For some physicians, “Upper Peninsula” spells “freedom,” but with it comes a caution. “When you are going to be a rural physician, you had better be very sure of yourself and a really good doctor,” says Carl Velte, CEO of Munising Memorial Hospital on the north shore of the big peninsula.

Challenges and changes
Now an independent practitioner in Hancock, on the Keweenaw Peninsula, Sigurds (Sig) Janners, MD, typifies the happy “loner” and embraces the “really good doctor” concept. Born in Latvia, he was brought by his family to America, grew up in New Jersey and attended the University of Virginia School of Medicine, followed by a residency in Ann Arbor, Michigan. He agrees with Armstrong about the lure of unspoiled nature. “The beauty of the UP is hard to deny because we’re right on Lake Superior,” he says. “My first time to interview was June 1974. I came in on the last plane. The sun was just setting, and I thought, ‘Is this real?’ The first place they took me was the overlook to the Portage Lake Canal. It was just so peaceful and beautiful!”
The possibility of “a variety of activity,” mostly generated by the two area universities, Finlandia and Michigan Tech, made the place doubly attractive to him.

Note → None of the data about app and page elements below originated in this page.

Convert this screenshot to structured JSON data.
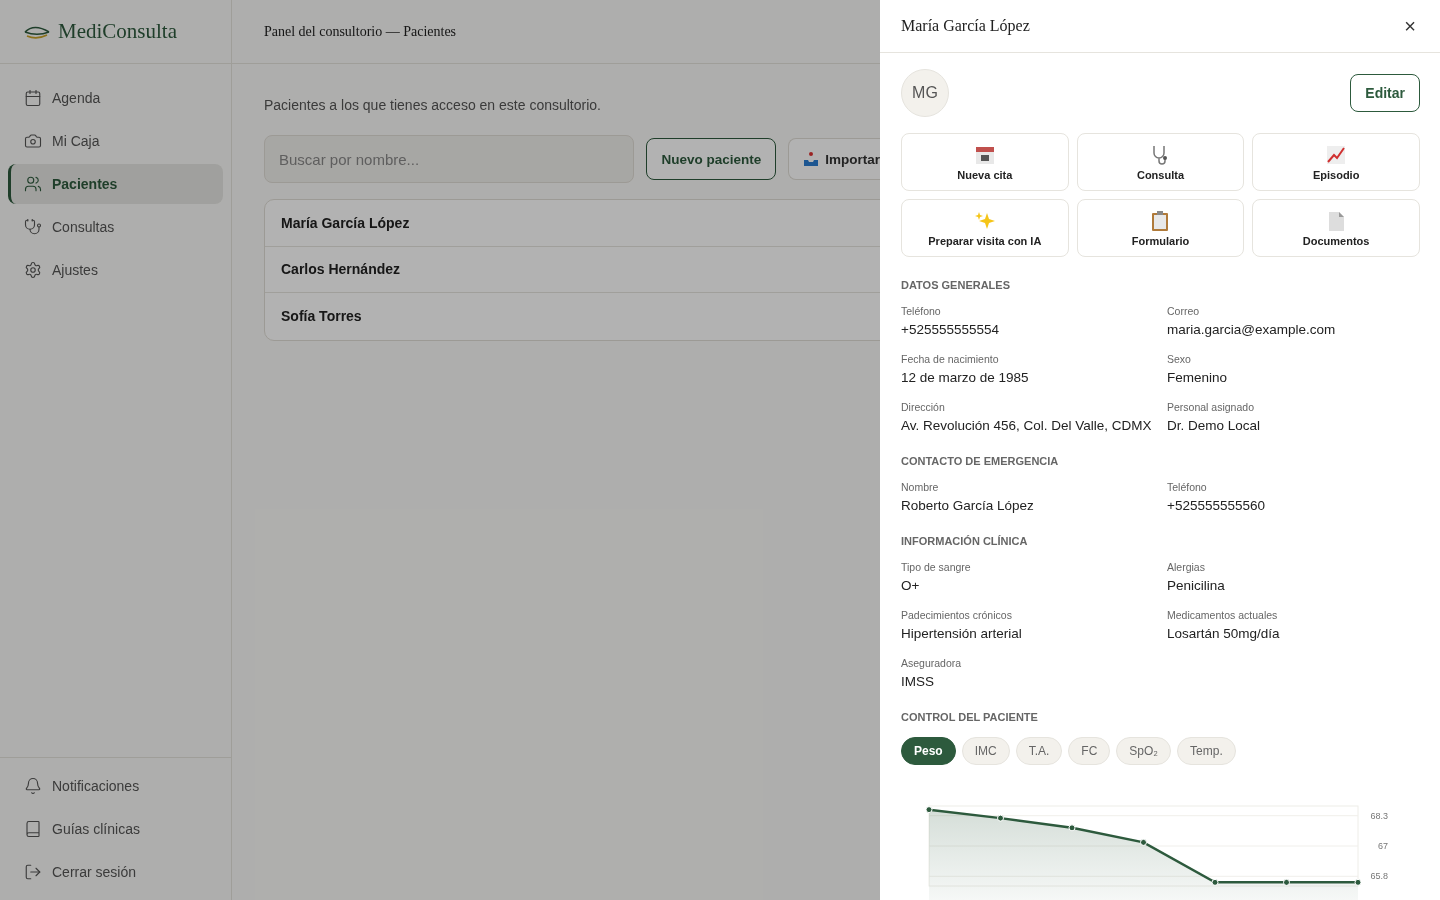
{
  "brand": {
    "name": "MediConsulta"
  },
  "header": {
    "title": "Panel del consultorio — Pacientes"
  },
  "sidebar": {
    "items": [
      {
        "label": "Agenda",
        "selected": false
      },
      {
        "label": "Mi Caja",
        "selected": false
      },
      {
        "label": "Pacientes",
        "selected": true
      },
      {
        "label": "Consultas",
        "selected": false
      },
      {
        "label": "Ajustes",
        "selected": false
      }
    ],
    "footer_items": [
      {
        "label": "Notificaciones"
      },
      {
        "label": "Guías clínicas"
      },
      {
        "label": "Cerrar sesión"
      }
    ]
  },
  "main": {
    "description": "Pacientes a los que tienes acceso en este consultorio.",
    "search": {
      "placeholder": "Buscar por nombre..."
    },
    "buttons": [
      {
        "label": "Nuevo paciente",
        "kind": "primary"
      },
      {
        "label": "Importar",
        "kind": "import"
      }
    ],
    "patients": [
      {
        "name": "María García López"
      },
      {
        "name": "Carlos Hernández"
      },
      {
        "name": "Sofía Torres"
      }
    ]
  },
  "drawer": {
    "title": "María García López",
    "close": "×",
    "avatar": "MG",
    "edit": "Editar",
    "actions": [
      {
        "label": "Nueva cita"
      },
      {
        "label": "Consulta"
      },
      {
        "label": "Episodio"
      },
      {
        "label": "Preparar visita con IA"
      },
      {
        "label": "Formulario"
      },
      {
        "label": "Documentos"
      }
    ],
    "sections": [
      {
        "title": "DATOS GENERALES",
        "fields": [
          {
            "label": "Teléfono",
            "value": "+525555555554"
          },
          {
            "label": "Correo",
            "value": "maria.garcia@example.com"
          },
          {
            "label": "Fecha de nacimiento",
            "value": "12 de marzo de 1985"
          },
          {
            "label": "Sexo",
            "value": "Femenino"
          },
          {
            "label": "Dirección",
            "value": "Av. Revolución 456, Col. Del Valle, CDMX"
          },
          {
            "label": "Personal asignado",
            "value": "Dr. Demo Local"
          }
        ]
      },
      {
        "title": "CONTACTO DE EMERGENCIA",
        "fields": [
          {
            "label": "Nombre",
            "value": "Roberto García López"
          },
          {
            "label": "Teléfono",
            "value": "+525555555560"
          }
        ]
      },
      {
        "title": "INFORMACIÓN CLÍNICA",
        "fields": [
          {
            "label": "Tipo de sangre",
            "value": "O+"
          },
          {
            "label": "Alergias",
            "value": "Penicilina"
          },
          {
            "label": "Padecimientos crónicos",
            "value": "Hipertensión arterial"
          },
          {
            "label": "Medicamentos actuales",
            "value": "Losartán 50mg/día"
          },
          {
            "label": "Aseguradora",
            "value": "IMSS"
          }
        ]
      }
    ],
    "control": {
      "title": "CONTROL DEL PACIENTE",
      "tabs": [
        {
          "label": "Peso",
          "selected": true
        },
        {
          "label": "IMC",
          "selected": false
        },
        {
          "label": "T.A.",
          "selected": false
        },
        {
          "label": "FC",
          "selected": false
        },
        {
          "label": "SpO₂",
          "selected": false
        },
        {
          "label": "Temp.",
          "selected": false
        }
      ],
      "chart_data": {
        "type": "area",
        "ylim": [
          65.4,
          68.7
        ],
        "grid": true,
        "series": [
          {
            "color": "#2d5a3d",
            "values": [
              68.55,
              68.2,
              67.8,
              67.2,
              65.55,
              65.55,
              65.55
            ]
          }
        ],
        "yticks": [
          {
            "value": 68.3,
            "label": "68.3"
          },
          {
            "value": 67.05,
            "label": "67"
          },
          {
            "value": 65.8,
            "label": "65.8"
          }
        ]
      }
    }
  }
}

For the local hospital, now the Portage Health System, the timing for hiring new doctors was crucial. “The reality,” Janners recalls, “was that medical care was atrocious. The hospital was run by the Sisters of Carondolet, who were very generous, but they were in debt up to their ears. They left within a year-and-a-half of when I came. The number of practitioners dropped precipitously to about five of us in primary care for awhile, and there was no ER.